Come il famoso “Dopo di noi”, che tante preoccupazioni solleva tra i genitori con figli affetti da malattie rare. Sara Funaro a Firenze e Vittoria Ferdinandi a Perugia sono due psicologhe, ognuna nel proprio ambito specifico, ma sempre attente a cogliere i segni del disagio negli adolescenti e negli anziani, guardando soprattutto a quel malessere che a volte toglie anche la volontà di vivere. Adriana Poli Bortone invece non è alla sua prima esperienza: ha già guidato Lecce per due mandati, mentre ora scatterà il terzo.

Scelta per esperienza e competenza, potremmo quasi dire un vero e proprio profilo di maternità sociale nei confronti di una città che ha davanti a sé molte opportunità per sviluppare nuove competenze e creare nuove opportunità per i giovani. Ad Avellino ha vinto Laura Nargi, primo sindaco donna nella storia del capoluogo irpino, sostenuta solo da liste civiche. Ha battuto il campo largo della sinistra con un accordo sul programma, costruito insieme ai cittadini, contattandoli apertamente, coinvolgendoli il più possibile. Convinta e determinata a battersi su obiettivi essenziali per la città, attenta alle esigenze di tutti, ma senza alcun tipo di apparentamento. Ha mostrato di poter essere una donna forte al servizio esplicito della sua città.

Stili di leadership diversi, partiti diversi, sensibilità diverse, ma tutte con una esplicita convinzione: il potere come servizio, non a parole ma con i fatti di una vita spesa proprio in questa direzione. In alcuni casi abbiamo assistito a donne che hanno saputo imporre la loro leadership in una disputa leale e competente che vede affermarsi anche all’opposizione un profilo interessante di confronto. Darà i suoi frutti importanti nel prossimo futuro, perché è nella dialettica tra maggioranza e opposizione che si esprime la vera forza della democrazia.

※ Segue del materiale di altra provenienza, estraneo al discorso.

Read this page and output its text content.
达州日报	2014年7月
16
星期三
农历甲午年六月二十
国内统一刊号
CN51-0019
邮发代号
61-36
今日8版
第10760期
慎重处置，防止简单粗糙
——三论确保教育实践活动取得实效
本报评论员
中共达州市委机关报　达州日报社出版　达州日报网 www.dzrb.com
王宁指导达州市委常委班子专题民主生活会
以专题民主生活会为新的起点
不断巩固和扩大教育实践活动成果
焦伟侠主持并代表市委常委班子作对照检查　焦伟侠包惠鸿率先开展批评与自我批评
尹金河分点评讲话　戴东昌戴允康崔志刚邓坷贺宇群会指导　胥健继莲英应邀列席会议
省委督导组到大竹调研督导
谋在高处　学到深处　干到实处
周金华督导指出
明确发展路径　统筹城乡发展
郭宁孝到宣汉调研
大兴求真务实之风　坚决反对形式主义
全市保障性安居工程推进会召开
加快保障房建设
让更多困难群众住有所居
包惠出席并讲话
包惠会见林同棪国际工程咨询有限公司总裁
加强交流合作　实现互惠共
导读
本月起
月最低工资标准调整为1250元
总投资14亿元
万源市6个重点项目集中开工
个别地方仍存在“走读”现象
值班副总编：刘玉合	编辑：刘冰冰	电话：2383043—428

Queste donne contribuiranno a cambiare il profilo della politica italiana, come accadrà in Europa, dove un terzo delle elette sono donne. Ovviamente l’auspicio è che il numero delle sindache si moltiplichi e che presto in Italia e in Europa ci sia una vera e propria parità uomodonna. Ma parità non vuol dire né uguaglianza né sterile rincorsa di una identificazione fortunatamente impossibile. Serve maturare la consapevolezza che la diversità politica, analogamente alla bio-diversità, è la vera e propria forma di ricchezza per l’intero ecosistema, anche per quello umano. Il pensiero della diversità è il più idoneo a coltivare una cultura di pace e di sviluppo, sul piano economico e su quello della integrazione sociale.